A crucial point for Hiscox was the ruling in the section covering its public authority wordings that for cover to be triggered, action had to be taken which has "the force of law".
"Guidance, exhortation and advice given by the government, including by the Prime Minister, including as to social distancing, do not count as 'restrictions imposed' by a public authority," the court found.
This finding drove Hiscox's disclosure that fewer than one third of 34,000 in-scope policies would respond, with the remainder operating in white collar industries or other areas like manufacturing where businesses were allowed to continue operating on premises, although many chose not to.
As such, Hiscox was able to report projected property BI losses of only £100mn, net of reinsurance – below the mid-point of the £10mn-£250mn range it had previously issued based upon a range of possible scenarios. Alongside the indication of strong mid-year growth (19% in July and August), this drove the stock significantly higher.
Given the stakes involved, it seems highly likely that some elements of the judgment will be appealed, with scope for a leapfrog appeal to go to the Supreme Court. This creates opportunity not only for delay, but for a material revision to the High Court's decision – and one which could come late this year or early next.
There are two crucial additional issues downstream.
It is very difficult to estimate the likely loss quantum, but the chances that claims run well into the billions has escalated and the differential wordings create scope for an asymmetric loss.
As such, we are clearly in the territory of a potential excess-of-loss reinsurance loss, and Hiscox's estimate clearly benefits from substantial presumed reinsurance recoveries (with RSA explicitly confirming it will make recoveries including on an aggregate deal).
Privately, reinsurers have been making some strong statements to trading parties about how they will view excess-of-loss claims with a whole series of potential issues around event definitions, aggregating claims and hours clauses that could hamper recoveries.

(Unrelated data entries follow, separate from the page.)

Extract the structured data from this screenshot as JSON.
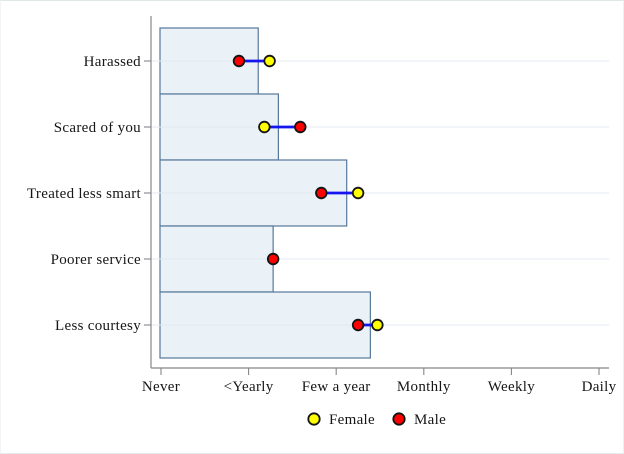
{
  "page": {
    "background": "#ffffff",
    "title": ""
  },
  "chart_data": {
    "type": "bar",
    "orientation": "horizontal",
    "title": "",
    "xlabel": "",
    "ylabel": "",
    "categories": [
      "Harassed",
      "Scared of you",
      "Treated less smart",
      "Poorer service",
      "Less courtesy"
    ],
    "bar_values": [
      1.11,
      1.34,
      2.12,
      1.28,
      2.39
    ],
    "series": [
      {
        "name": "Female",
        "marker_color": "#ffff00",
        "values": [
          1.24,
          1.18,
          2.25,
          null,
          2.47
        ]
      },
      {
        "name": "Male",
        "marker_color": "#fe0000",
        "values": [
          0.89,
          1.59,
          1.83,
          1.28,
          2.25
        ]
      }
    ],
    "x_ticks": [
      {
        "value": 0,
        "label": "Never"
      },
      {
        "value": 1,
        "label": "<Yearly"
      },
      {
        "value": 2,
        "label": "Few a year"
      },
      {
        "value": 3,
        "label": "Monthly"
      },
      {
        "value": 4,
        "label": "Weekly"
      },
      {
        "value": 5,
        "label": "Daily"
      }
    ],
    "xlim": [
      0,
      5.11
    ],
    "grid": "horizontal-light-per-category",
    "legend_position": "bottom-center"
  },
  "legend": {
    "items": [
      {
        "label": "Female",
        "color": "#ffff00"
      },
      {
        "label": "Male",
        "color": "#fe0000"
      }
    ]
  },
  "colors": {
    "bar_fill": "#eaf1f7",
    "bar_border": "#56789a",
    "gridline": "#e3eaf2",
    "axis": "#878787",
    "text": "#161616",
    "connector": "#1515f0",
    "marker_outline": "#141414",
    "female_marker": "#ffff00",
    "male_marker": "#fe0000"
  }
}
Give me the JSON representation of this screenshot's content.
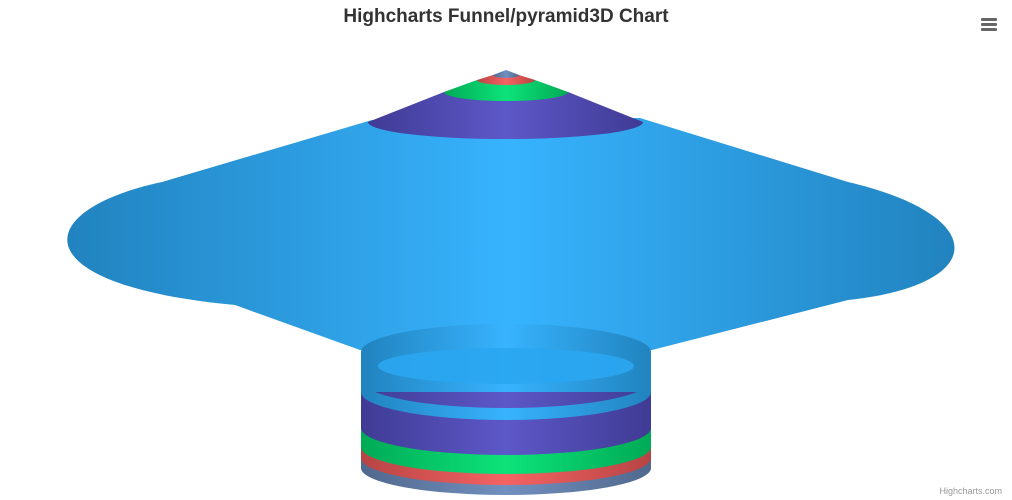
{
  "title": "Highcharts Funnel/pyramid3D Chart",
  "credits": "Highcharts.com",
  "menu_icon": "hamburger-menu-icon",
  "chart_data": {
    "type": "funnel3d",
    "title": "Highcharts Funnel/pyramid3D Chart",
    "legend": false,
    "grid": false,
    "segments": [
      {
        "color": "#6b8abc"
      },
      {
        "color": "#f45b5b"
      },
      {
        "color": "#00e272"
      },
      {
        "color": "#544fc5"
      },
      {
        "color": "#2caffe"
      }
    ]
  }
}
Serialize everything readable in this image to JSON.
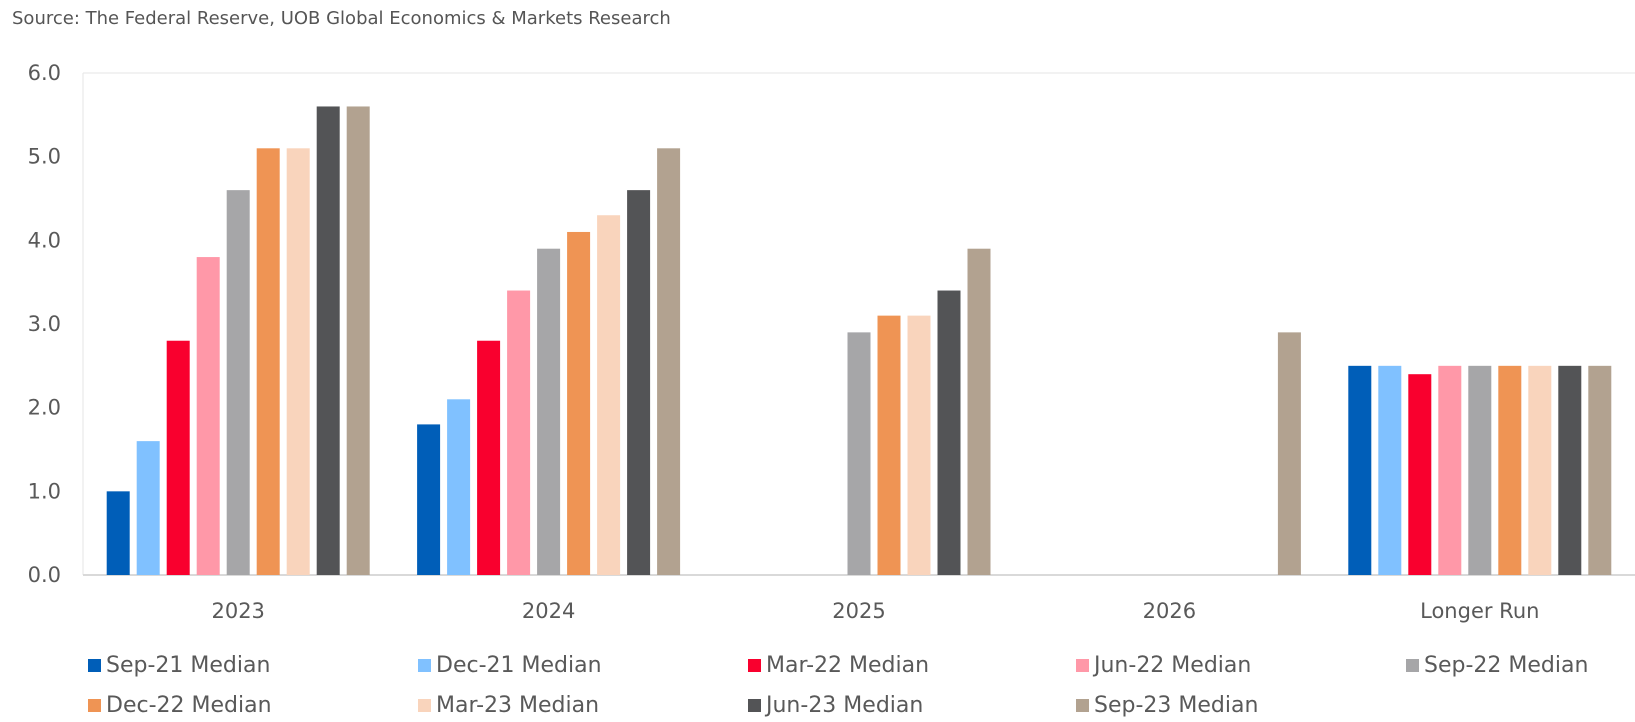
{
  "source": "Source: The Federal Reserve, UOB Global Economics & Markets Research",
  "chart_data": {
    "type": "bar",
    "title": "",
    "xlabel": "",
    "ylabel": "",
    "ylim": [
      0,
      6
    ],
    "yticks": [
      "0.0",
      "1.0",
      "2.0",
      "3.0",
      "4.0",
      "5.0",
      "6.0"
    ],
    "categories": [
      "2023",
      "2024",
      "2025",
      "2026",
      "Longer Run"
    ],
    "legend_position": "bottom",
    "series": [
      {
        "name": "Sep-21 Median",
        "color": "#005EB8",
        "values": [
          1.0,
          1.8,
          null,
          null,
          2.5
        ]
      },
      {
        "name": "Dec-21 Median",
        "color": "#80C1FF",
        "values": [
          1.6,
          2.1,
          null,
          null,
          2.5
        ]
      },
      {
        "name": "Mar-22 Median",
        "color": "#F9002E",
        "values": [
          2.8,
          2.8,
          null,
          null,
          2.4
        ]
      },
      {
        "name": "Jun-22 Median",
        "color": "#FF98A8",
        "values": [
          3.8,
          3.4,
          null,
          null,
          2.5
        ]
      },
      {
        "name": "Sep-22 Median",
        "color": "#A6A6A8",
        "values": [
          4.6,
          3.9,
          2.9,
          null,
          2.5
        ]
      },
      {
        "name": "Dec-22 Median",
        "color": "#EF9454",
        "values": [
          5.1,
          4.1,
          3.1,
          null,
          2.5
        ]
      },
      {
        "name": "Mar-23 Median",
        "color": "#F9D4BC",
        "values": [
          5.1,
          4.3,
          3.1,
          null,
          2.5
        ]
      },
      {
        "name": "Jun-23 Median",
        "color": "#535456",
        "values": [
          5.6,
          4.6,
          3.4,
          null,
          2.5
        ]
      },
      {
        "name": "Sep-23 Median",
        "color": "#B2A290",
        "values": [
          5.6,
          5.1,
          3.9,
          2.9,
          2.5
        ]
      }
    ]
  }
}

It is impossible to place a probability on some of these insurers failing to recover in full from reinsurers, but there is enough chance of this outcome that it should be taken seriously.
2. Ongoing exposure
The (interim) confirmation of coverage in cases and the ongoing status of the pandemic flags up the significant ongoing exposure of the UK insurance industry.
A second nationwide lockdown is possible and some regional and local action could also trigger further losses.
It is not clear if insurers have fully re-underwritten their books since March to exclude Covid-19. And even if that had uniformly happened, there will still be a major in-force book on existing policy forms, some which may have unexhausted BI coverage.
All of this is to say that the Covid-19 BI loss in the UK is not necessarily historic – there could still be further losses to come.